Weighted Nonlocal Low-Rank Tensor Decomposition Method for Sparse Unmixing of Hyperspectral Images

• Published in: IEEE journal of selected topics in applied earth observations and remote sensing Vol. 13; pp. 1174 - 1188
• Main Authors: Sun, Le, Wu, Feiyang, Zhan, Tianming, Liu, Wei, Wang, Jin, Jeon, Byeungwoo
• Format: Journal Article
• Language: English
• Published: Piscataway IEEE 2020; The Institute of Electrical and Electronics Engineers, Inc. (IEEE)
• Subjects: Coexistence; Collaboration; Correlation; Decomposition; Hyperspectral imaging; Image processing; Libraries; Low-rank; Mathematical analysis; nonlocal similarity; Patches (structures); Pixels; Regularization; sparse unmixing; Spatial data; Spatial resolution; Spectral correlation; tensor decomposition; Tensors
• ISSN: 1939-1404; 2151-1535
• DOI: 10.1109/JSTARS.2020.2980576

The low spatial resolution of hyperspectral images leads to the coexistence of multiple ground objects in a single pixel (called mixed pixels). A large number of mixed pixels in a hyperspectral image hinders the subsequent analysis and application of the image. In order to solve this problem, a novel sparse unmixing method, which considers highly similar patches in nonlocal regions of a hyperspectral image, is proposed in this article.

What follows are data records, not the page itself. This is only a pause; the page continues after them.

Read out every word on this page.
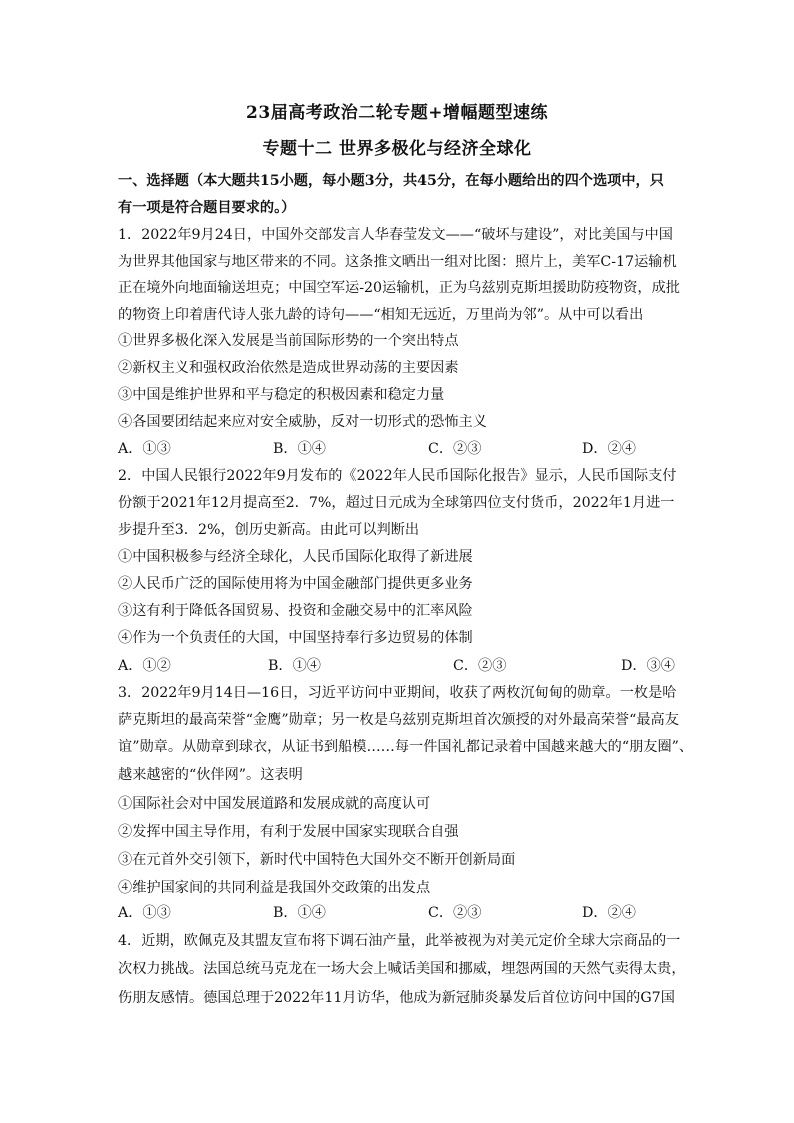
23届高考政治二轮专题+增幅题型速练
专题十二 世界多极化与经济全球化
一、选择题（本大题共15小题，每小题3分，共45分，在每小题给出的四个选项中，只
有一项是符合题目要求的。）
1．2022年9月24日，中国外交部发言人华春莹发文——“破坏与建设”，对比美国与中国
为世界其他国家与地区带来的不同。这条推文晒出一组对比图：照片上，美军C-17运输机
正在境外向地面输送坦克；中国空军运-20运输机，正为乌兹别克斯坦援助防疫物资，成批
的物资上印着唐代诗人张九龄的诗句——“相知无远近，万里尚为邻”。从中可以看出
①世界多极化深入发展是当前国际形势的一个突出特点
②新权主义和强权政治依然是造成世界动荡的主要因素
③中国是维护世界和平与稳定的积极因素和稳定力量
④各国要团结起来应对安全威胁，反对一切形式的恐怖主义
A．①③	B．①④	C．②③	D．②④
2．中国人民银行2022年9月发布的《2022年人民币国际化报告》显示，人民币国际支付
份额于2021年12月提高至2．7%，超过日元成为全球第四位支付货币，2022年1月进一
步提升至3．2%，创历史新高。由此可以判断出
①中国积极参与经济全球化，人民币国际化取得了新进展
②人民币广泛的国际使用将为中国金融部门提供更多业务
③这有利于降低各国贸易、投资和金融交易中的汇率风险
④作为一个负责任的大国，中国坚持奉行多边贸易的体制
A．①②	B．①④	C．②③	D．③④
3．2022年9月14日—16日，习近平访问中亚期间，收获了两枚沉甸甸的勋章。一枚是哈
萨克斯坦的最高荣誉“金鹰”勋章；另一枚是乌兹别克斯坦首次颁授的对外最高荣誉“最高友
谊”勋章。从勋章到球衣，从证书到船模……每一件国礼都记录着中国越来越大的“朋友圈”、
越来越密的“伙伴网”。这表明
①国际社会对中国发展道路和发展成就的高度认可
②发挥中国主导作用，有利于发展中国家实现联合自强
③在元首外交引领下，新时代中国特色大国外交不断开创新局面
④维护国家间的共同利益是我国外交政策的出发点
A．①③	B．①④	C．②③	D．②④
4．近期，欧佩克及其盟友宣布将下调石油产量，此举被视为对美元定价全球大宗商品的一
次权力挑战。法国总统马克龙在一场大会上喊话美国和挪威，埋怨两国的天然气卖得太贵，
伤朋友感情。德国总理于2022年11月访华，他成为新冠肺炎暴发后首位访问中国的G7国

This method exploits spectral correlation by using collaborative sparsity regularization and spatial information by employing total variation and weighted nonlocal low-rank tensor regularization. To effectively utilize the tensor decomposition, nonlocal similar patches are first grouped together. Then, these nonlocal patches are stacked to form a patch group tensor. Finally, weighted low-rank tensor regularization is enforced to constrain the patch group to obtain an estimated low-rank abundance image. Experiments on simulated and real hyperspectral datasets validated the superiority of the proposed method in better maintaining fine details and obtaining better unmixing results.